The Bitcoin protocol is a pseudonymous system that provides transparency and privacy according to users’ needs. To maintain privacy in transactions, it is necessary to adopt some precautions.
In the common imagination, it is thought that Bitcoin is an anonymous system where it is impossible to trace the identities behind a transaction. However, the reality is quite different. Bitcoin, in fact, is a pseudonymous system where participants protect their identity through the use of addresses, which are strings of alphanumeric characters.
The privacy feature in the Bitcoin protocol is a crucial element, to the extent that it has a dedicated section in the white paper written by Satoshi Nakamoto.
The transparency of the blockchain
The Bitcoin blockchain is, among other things, a public and transparent transaction ledger. This feature is fundamental for the security of the protocol but can also entail compromises in terms of privacy.
Unspent Transaction Outputs (UTXOs), the ‘banknotes’ of Bitcoin, can be traced through the blockchain. Anyone can follow the path of a transaction and monitor the addresses.
For instance, if a certain amount of bitcoin is purchased on a centralized exchange, which requires documents and personal data, and later transferred to a personal wallet, the identity behind the UTXOs can become traceable. The documents provided to the exchange can be linked to the UTXOs deposited in the wallet, risking the disclosure of the identity of the owner of those bitcoins.
On the other hand, if no additional information is available, it is quite challenging to uncover the identity behind a specific UTXO.
KYC and Blockchain Surveillance
A crucial aspect of achieving privacy in transactions concerns the origin of funds. If bitcoins are purchased on peer-to-peer markets where UTXOs are hardly traceable to a specific identity, the situation is significantly different. However, it is essential to be cautious not to mix these funds with those from centralized exchanges.
Avoiding the KYC/AML process to purchase bitcoins is another way to protect one’s privacy. Thanks to these procedures, combined with additional data, there are companies that seek to trace all movements on the blockchain and discover the identities of bitcoin holders.
One such company in this category is Chainalysis, a firm that conducts blockchain analysis and provides data, research, and software to government agencies, exchanges, and financial institutions. The company has developed two proprietary software solutions for investigations into financial crimes, monitoring blockchains of various cryptocurrencies.

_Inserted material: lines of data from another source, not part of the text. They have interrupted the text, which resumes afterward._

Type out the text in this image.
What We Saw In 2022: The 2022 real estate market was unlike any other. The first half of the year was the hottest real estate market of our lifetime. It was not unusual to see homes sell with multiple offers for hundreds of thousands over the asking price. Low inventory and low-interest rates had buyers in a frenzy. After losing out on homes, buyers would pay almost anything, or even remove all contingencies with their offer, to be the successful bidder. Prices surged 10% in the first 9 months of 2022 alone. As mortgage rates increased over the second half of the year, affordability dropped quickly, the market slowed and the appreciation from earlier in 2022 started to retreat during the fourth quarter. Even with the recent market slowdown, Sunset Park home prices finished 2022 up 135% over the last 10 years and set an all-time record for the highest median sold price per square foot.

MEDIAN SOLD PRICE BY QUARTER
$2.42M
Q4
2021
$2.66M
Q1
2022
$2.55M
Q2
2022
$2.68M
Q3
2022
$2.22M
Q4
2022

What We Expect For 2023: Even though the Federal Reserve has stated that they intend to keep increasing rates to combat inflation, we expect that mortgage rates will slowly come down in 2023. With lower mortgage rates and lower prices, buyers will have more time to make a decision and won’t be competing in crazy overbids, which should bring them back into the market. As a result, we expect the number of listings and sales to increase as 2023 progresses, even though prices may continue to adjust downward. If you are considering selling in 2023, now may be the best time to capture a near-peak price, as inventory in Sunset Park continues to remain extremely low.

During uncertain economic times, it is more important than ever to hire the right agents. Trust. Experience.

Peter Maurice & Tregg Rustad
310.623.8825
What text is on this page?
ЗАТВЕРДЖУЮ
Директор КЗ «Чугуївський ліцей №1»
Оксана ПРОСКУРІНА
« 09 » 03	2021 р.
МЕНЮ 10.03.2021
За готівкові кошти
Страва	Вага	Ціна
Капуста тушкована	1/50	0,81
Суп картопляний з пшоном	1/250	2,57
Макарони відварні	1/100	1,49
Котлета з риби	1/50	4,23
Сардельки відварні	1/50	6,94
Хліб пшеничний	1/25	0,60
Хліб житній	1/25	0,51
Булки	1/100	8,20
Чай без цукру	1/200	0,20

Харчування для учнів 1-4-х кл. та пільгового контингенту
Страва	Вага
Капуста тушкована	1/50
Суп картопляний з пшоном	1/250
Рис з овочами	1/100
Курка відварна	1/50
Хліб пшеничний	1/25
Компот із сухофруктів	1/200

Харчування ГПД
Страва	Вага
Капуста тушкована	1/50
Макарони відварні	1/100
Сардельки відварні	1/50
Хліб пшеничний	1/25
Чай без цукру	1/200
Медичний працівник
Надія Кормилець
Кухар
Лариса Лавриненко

Other companies involved in blockchain surveillance include well-known names like Elliptic, Neutrino, and Ciphertrace.
Address Reuse and Coin Control
In Bitcoin, the balance of each address is visible on the blockchain. Therefore, if one were to consistently use the same address to receive payments, anyone aware of that address could verify the amount of associated bitcoin.
Every time you receive a bitcoin transaction, it is advisable to use a new address.
Since all transactions are publicly recorded on the blockchain, the approach to sending and receiving payments plays a crucial role in determining which information becomes accessible to external parties.
Gaining a basic understanding of Coin Control is essential to comprehend how to spend or receive funds and limit the information visible to entities keen on tracking spending behaviors and the bitcoin balance of their wallets.
Change handling
Another aspect to consider is the management of change. In the case of a transaction that does not spend the entire UTXO, the wallet generates a new address to allocate the change. In this context, the payment recipient might assume that the bitcoins not included in the transaction are still under the sender’s control.
CoinJoin
CoinJoin is a specific type of collaborative transaction designed to break the link between the past and future history of UTXOs. In CoinJoin, participants simultaneously send their UTXOs, which are mixed together, broken into pieces, and randomly distributed among participants. Naturally, each participant will receive the same amount of bitcoins sent, minus a small fee.
The use of CoinJoin makes it practically impossible to reconstruct the financial path that could be traced back to a specific identity. Several applications implement this protocol, including Join Market, Whirlpool, and Wasabi.
PayJoin
PayJoin involves a collaborative transaction between the user making a payment and the one receiving it. In practice, along with the inputs from the sender, one of the inputs from the recipient is included in the transaction, confusing any external observers.
A transaction of this kind could be interpreted as a regular transaction.
PayJoin disrupts the main heuristic used by blockchain surveillance companies, namely the common-input-ownership heuristic, which assumes that all inputs are controlled by the same user.